Doctor Who : la BBC freine brutalement l’avenir de la série

Image d'illustration. Doctor WhoBBC / PR-ADN
Le spécial de Noël 2026 de Doctor Who saute, la BBC cherche un nouveau modèle. Et la fin de l’ère Russell T. Davies complique tout.
En bref
- La BBC confirme que Doctor Who continue, mais le manque de financement met la série en grande difficulté et fragilise son avenir immédiat.
- Le partenariat avec Disney a permis un relancement coûteux, mais sa fin laisse la BBC incapable de maintenir ce niveau de production.
- Les choix créatifs récents et la fin ambiguë de la saison 15 créent une impasse narrative, laissant l’avenir de la série incertain.
La vraie alerte, elle est là. La BBC a mis Doctor Who en appel d’offres après avoir annulé le spécial de Noël 2026. Pas une annulation totale, non. Mais on en est à un souffle près. Depuis des mois, les fans voyaient bien que quelque chose coinçait, la production du spécial promis pour 2026 ne démarrait pas. Cette fois, c’est acté. La BBC dit encore croire en la marque, sauf que croire en une marque sans pouvoir financer la série, dans le streaming de 2026, ça ressemble quand même à un très mauvais épisode pilote.
La BBC ne coupe pas la marque, mais coupe l’élan
En février 2026, Lindsay Salt, directrice du drama à la BBC, assurait que l’avenir de Doctor Who comptait toujours, tout en pointant un gros problème de financement. Et c’est le nœud du dossier. La série coûte de plus en plus cher, la chaîne publique n’a plus le matelas pour suivre seule, et le spécial de Noël saute avec tout ce que cela raconte sur l’état réel du projet.
Ce n’est donc pas une mort officielle. Mais on est juste à côté.
Le modèle Disney a tenu la série sous perfusion
Les deux dernières saisons n’ont tenu que grâce à l’argent de Disney. Le deal avait permis de relancer la machine avec le retour de Russell T. Davies, déjà artisan du comeback de 2005, un budget record, puis l’arrivée de Ncuti Gatwa comme Quinzième Docteur, après les spéciaux portés par David Tennant.

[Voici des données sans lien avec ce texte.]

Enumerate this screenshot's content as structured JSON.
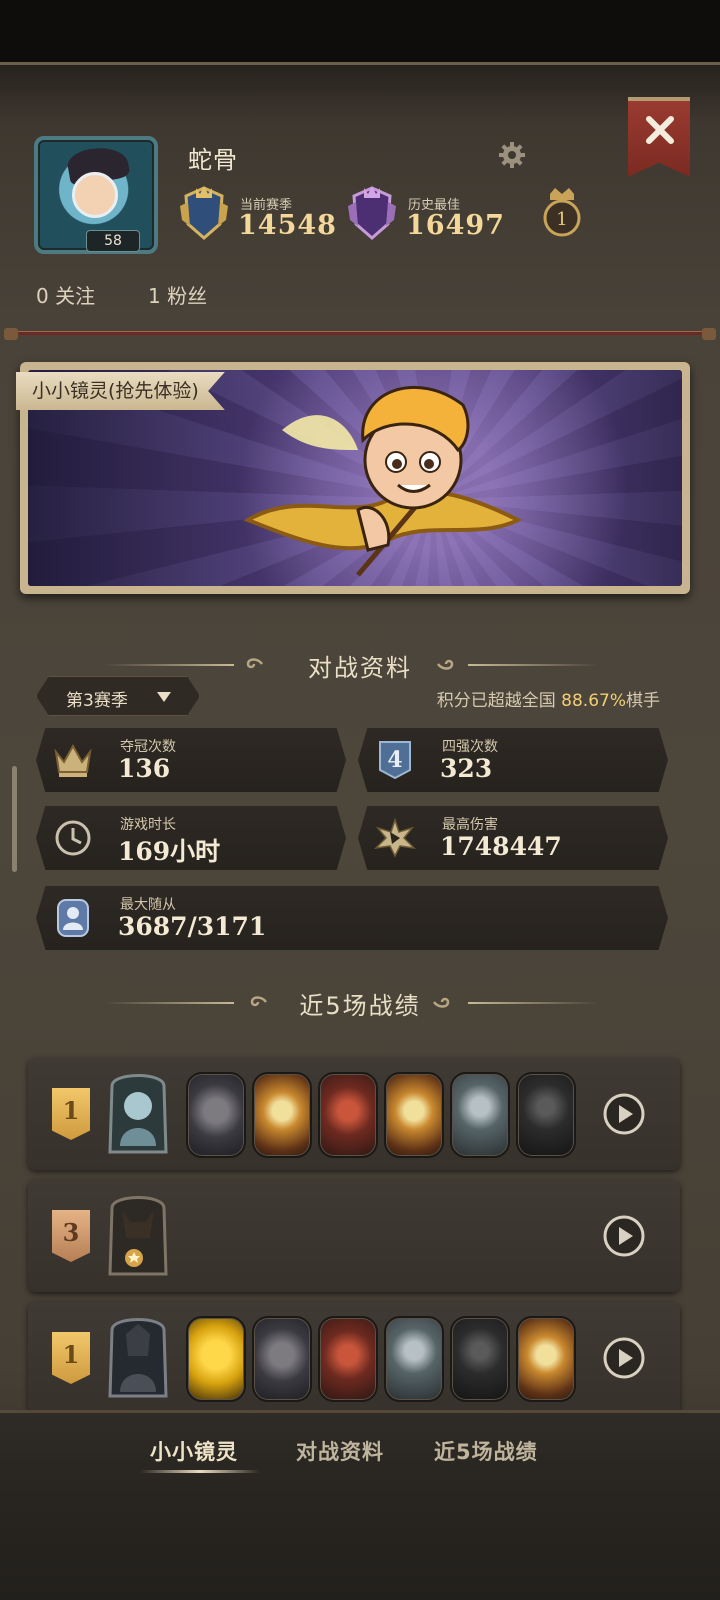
{
  "profile": {
    "name": "蛇骨",
    "level": "58",
    "current_season_label": "当前赛季",
    "current_season_score": "14548",
    "best_label": "历史最佳",
    "best_score": "16497",
    "medal_rank": "1",
    "follows": "0 关注",
    "fans": "1 粉丝"
  },
  "showcase": {
    "hero_name": "小小镜灵(抢先体验)"
  },
  "battle": {
    "title": "对战资料",
    "season": "第3赛季",
    "rank_prefix": "积分已超越全国",
    "rank_pct": "88.67%",
    "rank_suffix": "棋手",
    "stats": [
      {
        "label": "夺冠次数",
        "value": "136",
        "icon": "crown-icon"
      },
      {
        "label": "四强次数",
        "value": "323",
        "icon": "top4-icon"
      },
      {
        "label": "游戏时长",
        "value": "169小时",
        "icon": "clock-icon"
      },
      {
        "label": "最高伤害",
        "value": "1748447",
        "icon": "damage-icon"
      },
      {
        "label": "最大随从",
        "value": "3687/3171",
        "icon": "minion-icon"
      }
    ]
  },
  "recent": {
    "title": "近5场战绩",
    "matches": [
      {
        "place": "1",
        "units": [
          "gray",
          "gold",
          "red",
          "gold",
          "beast",
          "dark"
        ]
      },
      {
        "place": "3",
        "units": []
      },
      {
        "place": "1",
        "units": [
          "yellow",
          "gray",
          "red",
          "beast",
          "dark",
          "gold"
        ]
      }
    ]
  },
  "tabs": [
    "小小镜灵",
    "对战资料",
    "近5场战绩"
  ],
  "colors": {
    "accent": "#f2cf72",
    "close": "#9a3b30"
  }
}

Sur le papier, c’était béton. En réalité, le partenariat a cassé après deux saisons et un spin-off. Et sans ce partenaire, la BBC se retrouve face à une évidence assez brutale, Doctor Who version SF premium coûte plus cher que ce que son modèle actuel peut absorber.
Le vrai crash, c’est la stratégie créative de RTD2
Le souci ne vient pas seulement des comptes. Dès 2022, au salon fan Gallifrey One, le producteur exécutif Matt Strevens reconnaissait déjà que l’équipe ne savait pas si la série serait renouvelée après la saison 13 et ses spéciaux.
Et l’ère dite RTD2 a aggravé ça. Trop de continuité, trop de lore, trop de clins d’œil. Les arcs de personnages ont parfois été sacrifiés pour nourrir l’encyclopédie vivante du fandom, au point que certains imaginaient des ordres de visionnage alternatifs pour remettre le récit à l’endroit. Résultat ? L’audience a baissé.
La régénération Billie Piper bloque déjà l’après
La fin de la saison 15 résume tout. Sachant l’avenir incertain, Russell T. Davies a imaginé une régénération choc, le Docteur de Ncuti Gatwa prenant apparemment l’apparence de Billie Piper. Sur Instagram, il a reconnu, en gros, avoir monté ça pour garantir un futur alors que personne ne savait ce qui allait se passer. Sauf qu’il n’avait même pas écrit le spécial de Noël, et qu’aucun acteur n’avait été approché pour jouer le prochain Docteur.
Là, le contraste avec 1989 pique. Quand La BBC avait arrêté Doctor Who, l’épisode final Survival laissait au moins une impulsion. Le Septième Docteur de Sylvester McCoy lançait à Ace, jouée par Sophie Aldred : « Il existe des mondes où le ciel brûle, où la mer dort et où les rivières rêvent… Allez, Ace, on a du travail ». Cette fin ouvrait quelque chose. La nouvelle, elle, pose surtout une question sans réponse. Billie Piper est-elle vraiment le Docteur? Et si personne ne sait quoi faire de cette idée, la suite devra soit l’ignorer, soit repartir sur un reboot.
C’est ça, le plus rude. L’ère qui avait ramené Doctor Who en 2005 laisse aujourd’hui la franchise avec moins d’élan qu’en 1989.